Beaches were chewed away and the erosion left some houses in the suburb of Belongil rather closer to the waterfront than their owners would have preferred. They were to be disappointed when they sought help from their Council. You’re on your own, they were told. Didn’t anyone tell you about planned retreat?
Being a self-reliant bunch and determined to protect their property, several of the residents arranged for deliveries of big sandbags known as geobags and the machinery to put them in place. That was when they found that Byron Shire Council was actually batting for the other team. They did their absolute best to hinder and oppose the residents of Belongil. Council enforcement officers arrived to force them to stop all protective measures.
One owner found himself in the NSW Land and Environment Court, where he spent several hundred thousand dollars fighting the Council for the right to stop his front yard falling into the Pacific Ocean. Lawyers’ letters from other beachfront residents have since been flowing into the Council, demanding the right to protect their properties. Mayor Jan Barham was quoted in the Sydney Morning Herald last Monday as saying “each day we get a new legal threat.”
While other councils in the region have done their bit for residents all along the coast, Byron Shire Council has been sitting on its hands for weeks. Large chunks cut from the faces of dunes have left massive sand cliffs suspended perilously close to collapse, posing serious danger to children playing on the beach or people strolling by. The only road into the suburb is close to the brink.
Byron Shire Council claims their policy of planned retreat from rising sea levels is behind their opposition to permitting Belongil residents to protect their properties. Professor Ralf Buckley, Director of the International Centre for Ecotourism Research, Griffith University, Queensland, disagrees. In a paper published in Tourism Review International in 2008, he argued that the Council has “consistently and insistently acted against available evidence on climate change and related processes, and in the process has caused significant social and economic damage to the tourism industry and investment”.
In contrast to the Tweed and Gold Coast areas, and other coastal shires further south, he believes the Byron council has taken “an almost panic-stricken and highly politicised approach to potential sea level rise. In the process, it has caused damage to its tourism industry and its property values, undermining the town’s major source of employment and the Council’s own rate base”.
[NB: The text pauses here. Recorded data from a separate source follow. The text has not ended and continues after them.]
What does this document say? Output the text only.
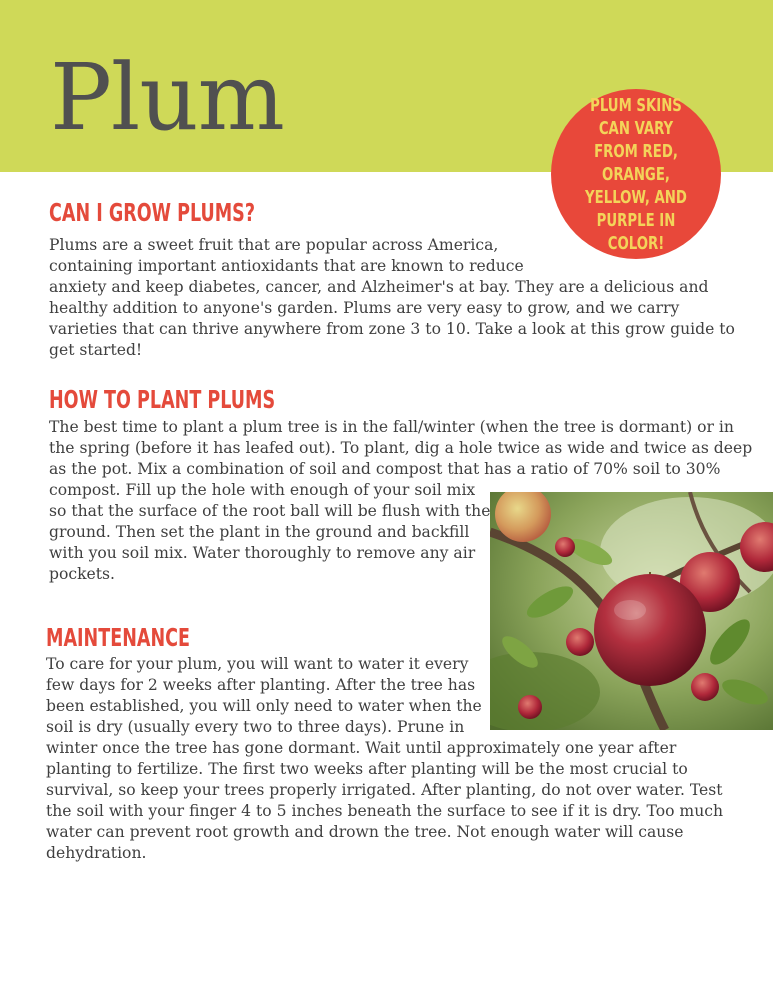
Plum
CAN I GROW PLUMS?

Plums are a sweet fruit that are popular across America,
containing important antioxidants that are known to reduce
anxiety and keep diabetes, cancer, and Alzheimer's at bay. They are a delicious and
healthy addition to anyone's garden. Plums are very easy to grow, and we carry
varieties that can thrive anywhere from zone 3 to 10. Take a look at this grow guide to
get started!

PLUM SKINS CAN VARY FROM RED, ORANGE, YELLOW, AND PURPLE IN COLOR!
HOW TO PLANT PLUMS

The best time to plant a plum tree is in the fall/winter (when the tree is dormant) or in
the spring (before it has leafed out). To plant, dig a hole twice as wide and twice as deep
as the pot. Mix a combination of soil and compost that has a ratio of 70% soil to 30%
compost. Fill up the hole with enough of your soil mix
so that the surface of the root ball will be flush with the
ground. Then set the plant in the ground and backfill
with you soil mix. Water thoroughly to remove any air
pockets.

MAINTENANCE

To care for your plum, you will want to water it every
few days for 2 weeks after planting. After the tree has
been established, you will only need to water when the
soil is dry (usually every two to three days). Prune in
winter once the tree has gone dormant. Wait until approximately one year after
planting to fertilize. The first two weeks after planting will be the most crucial to
survival, so keep your trees properly irrigated. After planting, do not over water. Test
the soil with your finger 4 to 5 inches beneath the surface to see if it is dry. Too much
water can prevent root growth and drown the tree. Not enough water will cause
dehydration.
Byron Shire Council has just voted to put its “coastal management zone plan” on exhibition for public comment. It describes planned retreat as “a coastal management approach that acknowledges coastal processes and hazards as ongoing natural phenomena”. Under the scheme, property owners whose homes are within 20 metres of the ‘erosion escarpment’ will be required to demolish them and remove the debris at their own expense.
So keen are the Byron Greens to get moving that surveyors have already been at work at Belongil, checking out houses that might be the first to receive demolition orders. These could include the homes of a few fairly well-heeled citizens, but also a lot of less affluent residents such as the widowed lady in her 80’s whose home is her only asset. The fact that she lost her previous home in the Victorian bushfires of 1983 cuts no ice with the Council’s Green clique.
Community losses as a result of this folly will be huge: goodwill, millions in rates to the Council, affordable housing stock (of which Belongil contains a significant quantity) and employment. The small businesses at Belongil employ around a hundred people. The waste of resources in the destruction of homes and property will be enormous.
Unless the NSW Minister for Planning, Kristina Keneally, and Minister for Local Government, Barbara Perry, fail to prod Byron Shire Council into taking some sensible action over this issue, several hundred million dollars of prime real estate will be rendered worthless. An iconic Australian holiday town is in danger as a result of a conflict that will scar the social fabric of this area for decades.
*It’s time to declare an interest in this whole sorry saga: my wife and I have a townhouse at Belongil. Before the current drama began it was worth around $650,000.